Gelet op artikel 4 van de Wet overige OCenW-subsidies;

Besluit:

§ 1. Algemeen

Artikel 1. Begripsbepaling

In deze regeling wordt verstaan onder:

a. minister:

de Minister van Onderwijs, Cultuur en Wetenschap;

b. hogeschool:

een bekostigde instelling voor hoger beroepsonderwijs als bedoeld in artikel 1.8 van de Wet op het hoger onderwijs en wetenschappelijk onderzoek.

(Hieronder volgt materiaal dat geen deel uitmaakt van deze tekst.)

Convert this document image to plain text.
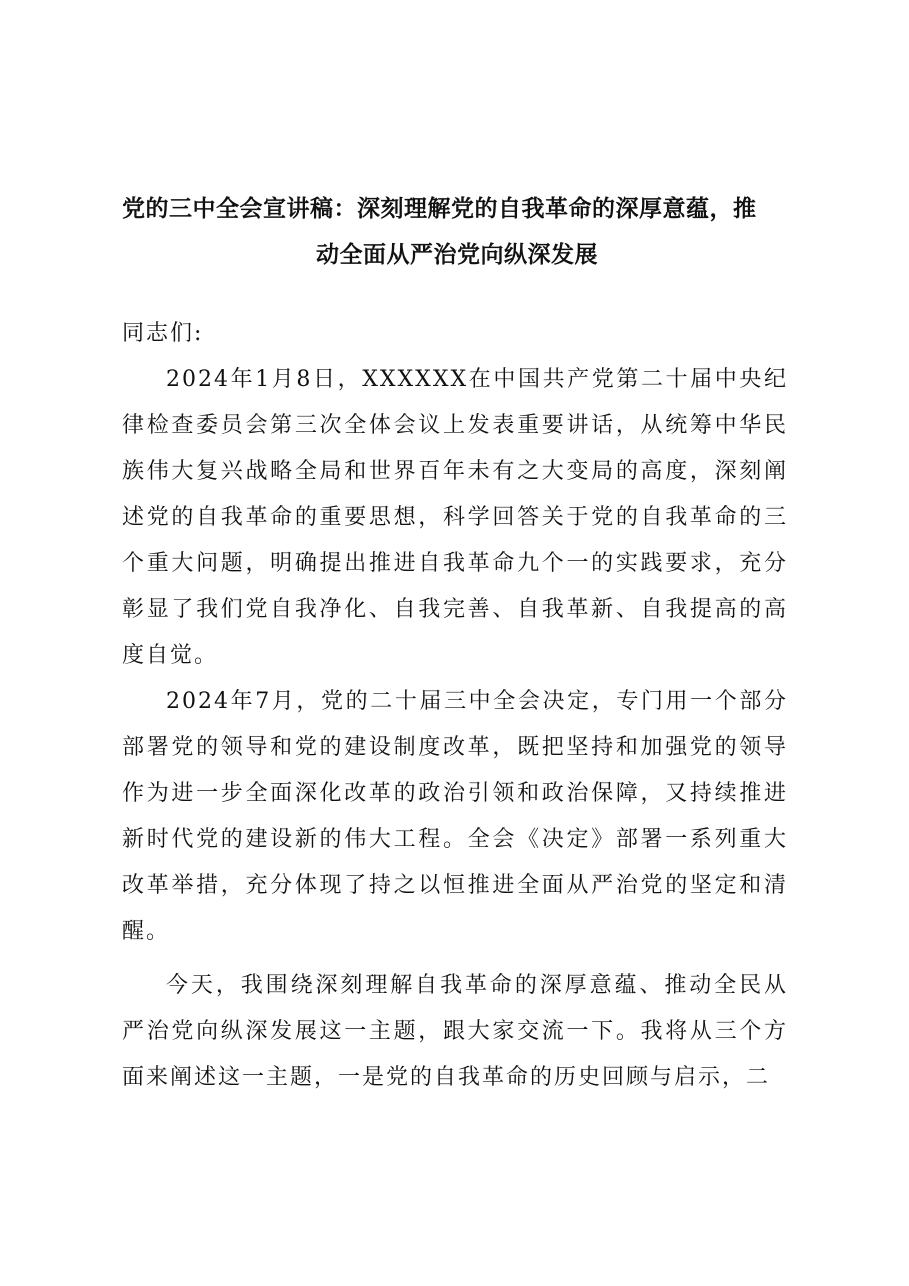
党的三中全会宣讲稿：深刻理解党的自我革命的深厚意蕴，推
动全面从严治党向纵深发展

同志们:

2024年1月8日，XXXXXX在中国共产党第二十届中央纪律检查委员会第三次全体会议上发表重要讲话，从统筹中华民族伟大复兴战略全局和世界百年未有之大变局的高度，深刻阐述党的自我革命的重要思想，科学回答关于党的自我革命的三个重大问题，明确提出推进自我革命九个一的实践要求，充分彰显了我们党自我净化、自我完善、自我革新、自我提高的高度自觉。

2024年7月，党的二十届三中全会决定，专门用一个部分部署党的领导和党的建设制度改革，既把坚持和加强党的领导作为进一步全面深化改革的政治引领和政治保障，又持续推进新时代党的建设新的伟大工程。全会《决定》部署一系列重大改革举措，充分体现了持之以恒推进全面从严治党的坚定和清醒。

今天，我围绕深刻理解自我革命的深厚意蕴、推动全民从严治党向纵深发展这一主题，跟大家交流一下。我将从三个方面来阐述这一主题，一是党的自我革命的历史回顾与启示，二
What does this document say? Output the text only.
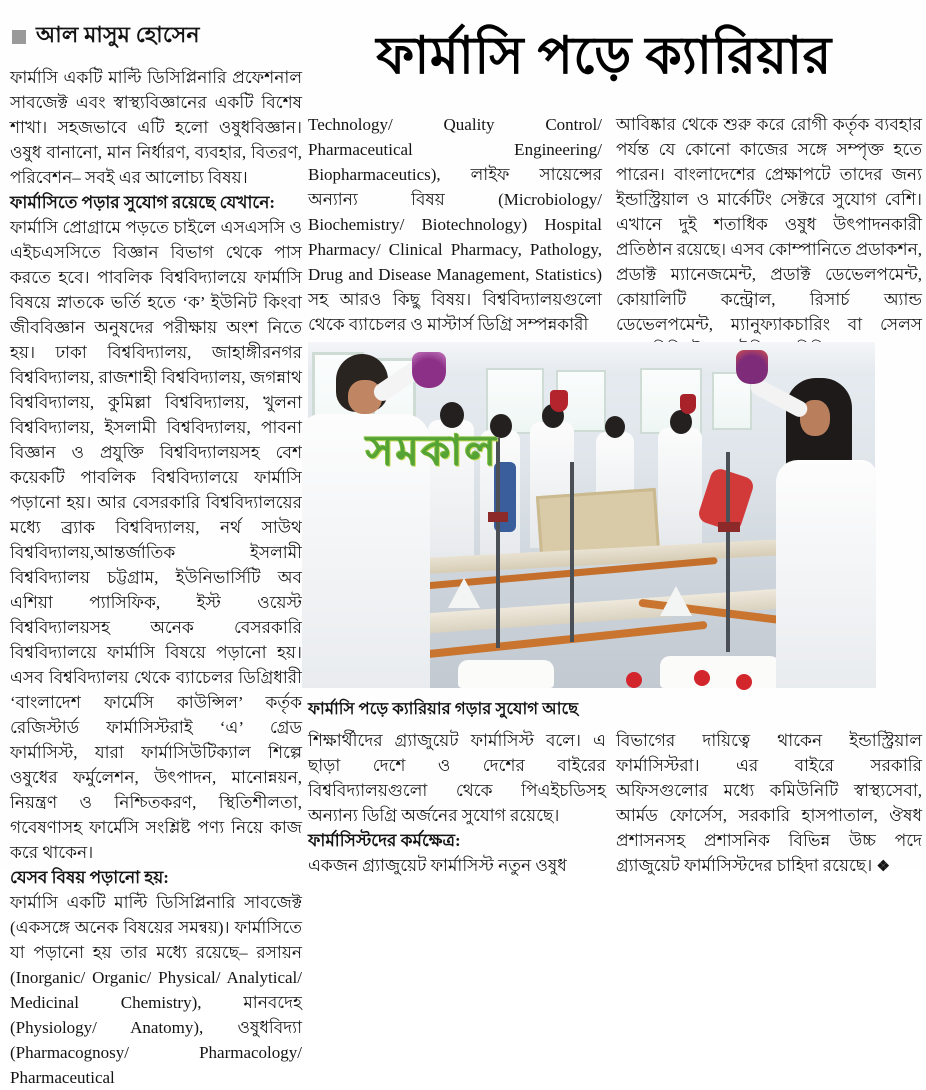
আল মাসুম হোসেন

ফার্মাসি একটি মাল্টি ডিসিপ্লিনারি প্রফেশনাল সাবজেক্ট এবং স্বাস্থ্যবিজ্ঞানের একটি বিশেষ শাখা। সহজভাবে এটি হলো ওষুধবিজ্ঞান। ওষুধ বানানো, মান নির্ধারণ, ব্যবহার, বিতরণ, পরিবেশন– সবই এর আলোচ্য বিষয়।

ফার্মাসিতে পড়ার সুযোগ রয়েছে যেখানে:

ফার্মাসি প্রোগ্রামে পড়তে চাইলে এসএসসি ও এইচএসসিতে বিজ্ঞান বিভাগ থেকে পাস করতে হবে। পাবলিক বিশ্ববিদ্যালয়ে ফার্মাসি বিষয়ে স্নাতকে ভর্তি হতে ‘ক’ ইউনিট কিংবা জীববিজ্ঞান অনুষদের পরীক্ষায় অংশ নিতে হয়। ঢাকা বিশ্ববিদ্যালয়, জাহাঙ্গীরনগর বিশ্ববিদ্যালয়, রাজশাহী বিশ্ববিদ্যালয়, জগন্নাথ বিশ্ববিদ্যালয়, কুমিল্লা বিশ্ববিদ্যালয়, খুলনা বিশ্ববিদ্যালয়, ইসলামী বিশ্ববিদ্যালয়, পাবনা বিজ্ঞান ও প্রযুক্তি বিশ্ববিদ্যালয়সহ বেশ কয়েকটি পাবলিক বিশ্ববিদ্যালয়ে ফার্মাসি পড়ানো হয়। আর বেসরকারি বিশ্ববিদ্যালয়ের মধ্যে ব্র্যাক বিশ্ববিদ্যালয়, নর্থ সাউথ বিশ্ববিদ্যালয়,আন্তর্জাতিক ইসলামী বিশ্ববিদ্যালয় চট্টগ্রাম, ইউনিভার্সিটি অব এশিয়া প্যাসিফিক, ইস্ট ওয়েস্ট বিশ্ববিদ্যালয়সহ অনেক বেসরকারি বিশ্ববিদ্যালয়ে ফার্মাসি বিষয়ে পড়ানো হয়। এসব বিশ্ববিদ্যালয় থেকে ব্যাচেলর ডিগ্রিধারী ‘বাংলাদেশ ফার্মেসি কাউন্সিল’ কর্তৃক রেজিস্টার্ড ফার্মাসিস্টরাই ‘এ’ গ্রেড ফার্মাসিস্ট, যারা ফার্মাসিউটিক্যাল শিল্পে ওষুধের ফর্মুলেশন, উৎপাদন, মানোন্নয়ন, নিয়ন্ত্রণ ও নিশ্চিতকরণ, স্থিতিশীলতা, গবেষণাসহ ফার্মেসি সংশ্লিষ্ট পণ্য নিয়ে কাজ করে থাকেন।

যেসব বিষয় পড়ানো হয়:

ফার্মাসি একটি মাল্টি ডিসিপ্লিনারি সাবজেক্ট (একসঙ্গে অনেক বিষয়ের সমন্বয়)। ফার্মাসিতে যা পড়ানো হয় তার মধ্যে রয়েছে– রসায়ন (Inorganic/ Organic/ Physical/ Analytical/ Medicinal Chemistry), মানবদেহ (Physiology/ Anatomy), ওষুধবিদ্যা (Pharmacognosy/ Pharmacology/ Pharmaceutical

ফার্মাসি পড়ে ক্যারিয়ার

Technology/ Quality Control/ Pharmaceutical Engineering/ Biopharmaceutics), লাইফ সায়েন্সের অন্যান্য বিষয় (Microbiology/ Biochemistry/ Biotechnology) Hospital Pharmacy/ Clinical Pharmacy, Pathology, Drug and Disease Management, Statistics) সহ আরও কিছু বিষয়। বিশ্ববিদ্যালয়গুলো থেকে ব্যাচেলর ও মাস্টার্স ডিগ্রি সম্পন্নকারী

আবিষ্কার থেকে শুরু করে রোগী কর্তৃক ব্যবহার পর্যন্ত যে কোনো কাজের সঙ্গে সম্পৃক্ত হতে পারেন। বাংলাদেশের প্রেক্ষাপটে তাদের জন্য ইন্ডাস্ট্রিয়াল ও মার্কেটিং সেক্টরে সুযোগ বেশি। এখানে দুই শতাধিক ওষুধ উৎপাদনকারী প্রতিষ্ঠান রয়েছে। এসব কোম্পানিতে প্রডাকশন, প্রডাক্ট ম্যানেজমেন্ট, প্রডাক্ট ডেভেলপমেন্ট, কোয়ালিটি কন্ট্রোল, রিসার্চ অ্যান্ড ডেভেলপমেন্ট, ম্যানুফ্যাকচারিং বা সেলস

সমকাল
ফার্মাসি পড়ে ক্যারিয়ার গড়ার সুযোগ আছে

শিক্ষার্থীদের গ্র্যাজুয়েট ফার্মাসিস্ট বলে। এ ছাড়া দেশে ও দেশের বাইরের বিশ্ববিদ্যালয়গুলো থেকে পিএইচডিসহ অন্যান্য ডিগ্রি অর্জনের সুযোগ রয়েছে।

ফার্মাসিস্টদের কর্মক্ষেত্র:

একজন গ্র্যাজুয়েট ফার্মাসিস্ট নতুন ওষুধ

বিভাগের দায়িত্বে থাকেন ইন্ডাস্ট্রিয়াল ফার্মাসিস্টরা। এর বাইরে সরকারি অফিসগুলোর মধ্যে কমিউনিটি স্বাস্থ্যসেবা, আর্মড ফোর্সেস, সরকারি হাসপাতাল, ঔষধ প্রশাসনসহ প্রশাসনিক বিভিন্ন উচ্চ পদে গ্র্যাজুয়েট ফার্মাসিস্টদের চাহিদা রয়েছে। ❖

Artikel 2. Te subsidiëren activiteiten

De minister kan voor de periode van 1 mei 2010 tot en met uiterlijk 31 december 2013 subsidie verlenen voor het in financiële zin of anderzins stimuleren van:

  • a. kennisuitwisseling tussen hogescholen en het midden- en kleinbedrijf en tussen hogescholen en de publieke sector;

  • b. kennisuitwisseling tussen hogescholen en buitenlandse kennisinstellingen en buitenlandse bedrijven; en

  • c. praktijkgericht onderzoek bij hogescholen.

Artikel 3. Subsidiebedrag

De subsidie bedraagt voor de periode, genoemd in artikel 2, ten hoogste € 66.941.000,–.

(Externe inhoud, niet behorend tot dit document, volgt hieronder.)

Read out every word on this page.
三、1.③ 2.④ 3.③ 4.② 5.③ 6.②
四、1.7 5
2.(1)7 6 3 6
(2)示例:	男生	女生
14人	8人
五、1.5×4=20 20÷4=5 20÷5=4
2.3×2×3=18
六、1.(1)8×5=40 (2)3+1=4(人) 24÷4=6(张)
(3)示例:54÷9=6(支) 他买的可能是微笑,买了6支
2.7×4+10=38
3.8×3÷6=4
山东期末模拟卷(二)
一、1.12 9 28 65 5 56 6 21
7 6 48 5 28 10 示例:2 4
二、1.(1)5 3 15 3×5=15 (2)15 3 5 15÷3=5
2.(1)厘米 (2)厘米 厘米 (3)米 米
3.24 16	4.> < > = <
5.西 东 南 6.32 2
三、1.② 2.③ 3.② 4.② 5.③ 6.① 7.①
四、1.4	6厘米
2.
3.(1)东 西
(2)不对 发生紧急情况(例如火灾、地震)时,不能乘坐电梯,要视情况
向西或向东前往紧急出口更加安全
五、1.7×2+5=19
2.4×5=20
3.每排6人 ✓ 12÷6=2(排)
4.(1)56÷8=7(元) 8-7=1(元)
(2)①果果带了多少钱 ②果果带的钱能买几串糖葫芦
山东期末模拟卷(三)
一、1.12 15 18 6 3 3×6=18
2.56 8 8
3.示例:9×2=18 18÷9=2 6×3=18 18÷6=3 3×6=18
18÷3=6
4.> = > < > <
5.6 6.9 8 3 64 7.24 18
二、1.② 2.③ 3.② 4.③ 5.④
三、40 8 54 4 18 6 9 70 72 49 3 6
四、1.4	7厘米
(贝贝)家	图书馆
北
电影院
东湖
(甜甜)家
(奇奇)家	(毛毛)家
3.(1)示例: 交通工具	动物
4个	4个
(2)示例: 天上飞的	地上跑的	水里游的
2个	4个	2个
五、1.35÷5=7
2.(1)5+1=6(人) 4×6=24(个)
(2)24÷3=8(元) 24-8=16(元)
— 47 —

Artikel 4. Begrotingsvoorwaarde

In geval van het niet vervullen van de voorwaarde, bedoeld in artikel 4:34, eerste lid, van de Algemene wet bestuursrecht, wordt het verleende subsidiebedrag verlaagd tot het bedrag van de subsidie dat na de vaststelling of goedkeuring van de begroting ter beschikking staat.

§ 2. Aanvraag en verlening

Artikel 5. Subsidieaanvraag

  • 1. De subsidieaanvraag wordt voor 1 april 2010 ingediend bij:

    Ministerie van Onderwijs, Cultuur en Wetenschap

    t.a.v. de directie Hoger Onderwijs & Studiefinanciering

    IPC 2250

    Postbus 16375

    2500 BJ Den Haag

  • 2. De subsidieaanvraag omvat een meerjarenactiviteitenplan, een meerjarenraming en een activiteitenplan voor het jaar 2010.

  • 3. De subsidieaanvraag gaat vergezeld van een afschrift van de geldende statuten van de subsidieaanvrager.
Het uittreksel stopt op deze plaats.